Dan Moos wrote:
This is my clock signal.
The ringing when the clock is high isn't something about which to be terribly concerned, as it appears to not dip down below what is a safe minimum. What you should investigate is that significant undershoot when the clock goes low. You may be seeing ground bounce at the oscillator.
BTW, when you were testing did you have the 'scope probe on the ×10 setting, and the probe's ground attached to the oscillator's ground?
Quote:
Second, I assume once in circuit, since we are dealing with CMOS, it shouldn't be significantly loaded, right? As in, my scope probe is the biggest load it will see?
The individual CMOS devices won't be your concern. It will be the wiring itself where the big losses will occur. Unfortunately, those losses will rapidly increase as a function of frequency (see below).
Quote:
Third, if that ringing is a big deal, could I not put a resistor to ground at the output to dampen it.Actually, experimentation with a 500 ohm load didn't change the ringing much, just the amplitude. That load should have been drawing 10 mA, which is about 2/3 the rating of the part. Thus, I doubt there are any gains to be made here.
A lower resistance
might help but will also load the oscillator more, possibly dragging down the maximum amplitude of the clock signal. Thevenin termination is another possibility, but is not a simple thing to work out.
Quote:
Finally, can I expect this to change when the oscillator is in-circuit?

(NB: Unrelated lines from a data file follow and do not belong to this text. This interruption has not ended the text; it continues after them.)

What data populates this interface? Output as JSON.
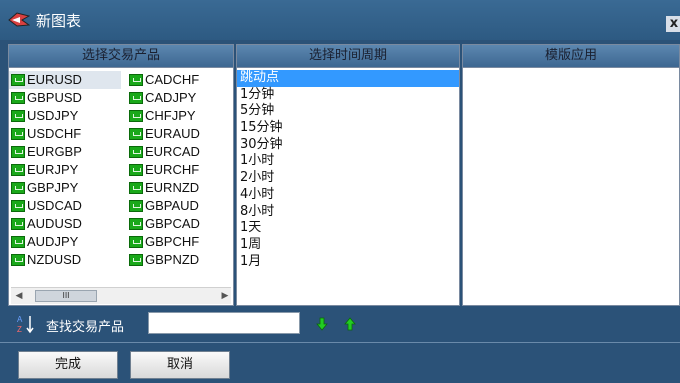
{
  "window": {
    "title": "新图表",
    "close": "x"
  },
  "headers": {
    "symbols": "选择交易产品",
    "timeframes": "选择时间周期",
    "templates": "模版应用"
  },
  "symbols_col1": [
    "EURUSD",
    "GBPUSD",
    "USDJPY",
    "USDCHF",
    "EURGBP",
    "EURJPY",
    "GBPJPY",
    "USDCAD",
    "AUDUSD",
    "AUDJPY",
    "NZDUSD"
  ],
  "symbols_col2": [
    "CADCHF",
    "CADJPY",
    "CHFJPY",
    "EURAUD",
    "EURCAD",
    "EURCHF",
    "EURNZD",
    "GBPAUD",
    "GBPCAD",
    "GBPCHF",
    "GBPNZD"
  ],
  "timeframes": [
    "跳动点",
    "1分钟",
    "5分钟",
    "15分钟",
    "30分钟",
    "1小时",
    "2小时",
    "4小时",
    "8小时",
    "1天",
    "1周",
    "1月"
  ],
  "scroll": {
    "left": "◀",
    "right": "▶",
    "thumb": "III"
  },
  "search": {
    "label": "查找交易产品",
    "value": "",
    "placeholder": ""
  },
  "buttons": {
    "ok": "完成",
    "cancel": "取消"
  },
  "colors": {
    "background": "#2b5278",
    "selection": "#3399ff",
    "symbol_icon": "#1aa81a"
  },
  "icons": {
    "app": "chart-bird-icon",
    "sort": "sort-az-icon",
    "down": "arrow-down-icon",
    "up": "arrow-up-icon"
  }
}
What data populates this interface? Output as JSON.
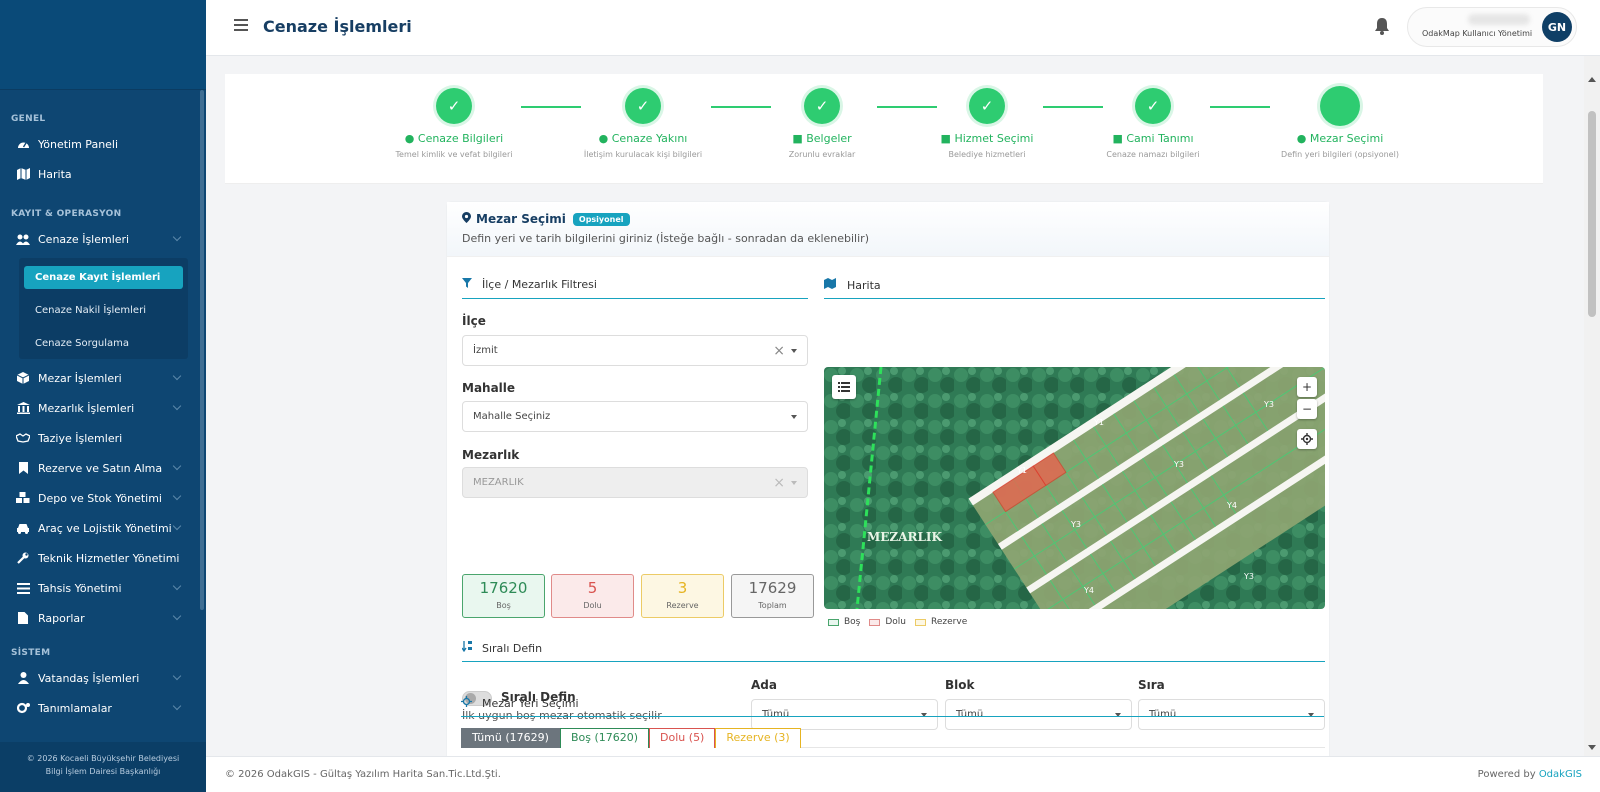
{
  "header": {
    "title": "Cenaze İşlemleri",
    "user_role": "OdakMap Kullanıcı Yönetimi",
    "avatar_initials": "GN"
  },
  "sidebar": {
    "sections": [
      "GENEL",
      "KAYIT & OPERASYON",
      "SİSTEM"
    ],
    "genel": [
      {
        "label": "Yönetim Paneli",
        "icon": "dashboard-icon"
      },
      {
        "label": "Harita",
        "icon": "map-icon"
      }
    ],
    "kayit": [
      {
        "label": "Cenaze İşlemleri",
        "icon": "users-icon"
      },
      {
        "label": "Mezar İşlemleri",
        "icon": "cube-icon"
      },
      {
        "label": "Mezarlık İşlemleri",
        "icon": "bank-icon"
      },
      {
        "label": "Taziye İşlemleri",
        "icon": "handshake-icon"
      },
      {
        "label": "Rezerve ve Satın Alma",
        "icon": "bookmark-icon"
      },
      {
        "label": "Depo ve Stok Yönetimi",
        "icon": "boxes-icon"
      },
      {
        "label": "Araç ve Lojistik Yönetimi",
        "icon": "car-icon"
      },
      {
        "label": "Teknik Hizmetler Yönetimi",
        "icon": "wrench-icon"
      },
      {
        "label": "Tahsis Yönetimi",
        "icon": "list-icon"
      },
      {
        "label": "Raporlar",
        "icon": "file-icon"
      }
    ],
    "submenu": [
      "Cenaze Kayıt İşlemleri",
      "Cenaze Nakil İşlemleri",
      "Cenaze Sorgulama"
    ],
    "sistem": [
      {
        "label": "Vatandaş İşlemleri",
        "icon": "user-icon"
      },
      {
        "label": "Tanımlamalar",
        "icon": "cogs-icon"
      }
    ],
    "footer_line1": "© 2026 Kocaeli Büyükşehir Belediyesi",
    "footer_line2": "Bilgi İşlem Dairesi Başkanlığı"
  },
  "steps": [
    {
      "label": "Cenaze Bilgileri",
      "sub": "Temel kimlik ve vefat bilgileri",
      "icon": "user-icon"
    },
    {
      "label": "Cenaze Yakını",
      "sub": "İletişim kurulacak kişi bilgileri",
      "icon": "users-icon"
    },
    {
      "label": "Belgeler",
      "sub": "Zorunlu evraklar",
      "icon": "file-icon"
    },
    {
      "label": "Hizmet Seçimi",
      "sub": "Belediye hizmetleri",
      "icon": "truck-icon"
    },
    {
      "label": "Cami Tanımı",
      "sub": "Cenaze namazı bilgileri",
      "icon": "building-icon"
    },
    {
      "label": "Mezar Seçimi",
      "sub": "Defin yeri bilgileri (opsiyonel)",
      "icon": "pin-icon"
    }
  ],
  "card": {
    "title": "Mezar Seçimi",
    "badge": "Opsiyonel",
    "desc": "Defin yeri ve tarih bilgilerini giriniz (İsteğe bağlı - sonradan da eklenebilir)"
  },
  "filter": {
    "title": "İlçe / Mezarlık Filtresi",
    "ilce_label": "İlçe",
    "ilce_value": "İzmit",
    "mahalle_label": "Mahalle",
    "mahalle_value": "Mahalle Seçiniz",
    "mezarlik_label": "Mezarlık",
    "mezarlik_value": "MEZARLIK"
  },
  "stats": [
    {
      "value": "17620",
      "caption": "Boş",
      "color": "#2e8b57",
      "bg": "#e9f7ef",
      "border": "#4aa56d"
    },
    {
      "value": "5",
      "caption": "Dolu",
      "color": "#d9534f",
      "bg": "#fbeaea",
      "border": "#e08b89"
    },
    {
      "value": "3",
      "caption": "Rezerve",
      "color": "#e6b422",
      "bg": "#fdf7e3",
      "border": "#eccb66"
    },
    {
      "value": "17629",
      "caption": "Toplam",
      "color": "#666666",
      "bg": "#f5f5f5",
      "border": "#999999"
    }
  ],
  "map": {
    "title": "Harita",
    "zoom_in": "+",
    "zoom_out": "−",
    "cemetery_label": "MEZARLIK",
    "road_labels": [
      "Y1",
      "Y1",
      "Y3",
      "Y3",
      "Y4",
      "Y4",
      "Y3",
      "Y3"
    ],
    "legend": [
      "Boş",
      "Dolu",
      "Rezerve"
    ]
  },
  "sirali": {
    "title": "Sıralı Defin",
    "toggle_label": "Sıralı Defin",
    "toggle_desc": "İlk uygun boş mezar otomatik seçilir",
    "ada_label": "Ada",
    "ada_value": "Tümü",
    "blok_label": "Blok",
    "blok_value": "Tümü",
    "sira_label": "Sıra",
    "sira_value": "Tümü"
  },
  "mezar_yeri": {
    "title": "Mezar Yeri Seçimi",
    "tabs": [
      "Tümü (17629)",
      "Boş (17620)",
      "Dolu (5)",
      "Rezerve (3)"
    ]
  },
  "footer": {
    "left": "© 2026 OdakGIS - Gültaş Yazılım Harita San.Tic.Ltd.Şti.",
    "powered": "Powered by",
    "brand": "OdakGIS"
  }
}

Garth covered that in his reply. Breadboards are not a friendly environment to digital signals. Said signals have very strong odd-order harmonics that ultimately determine just how "square" the square wave will be. Anything that drags down high frequencies in some way will cause the signal to deviate from the ideal square wave. If that deviation is sufficiently severe the circuit will be unstable or DOA.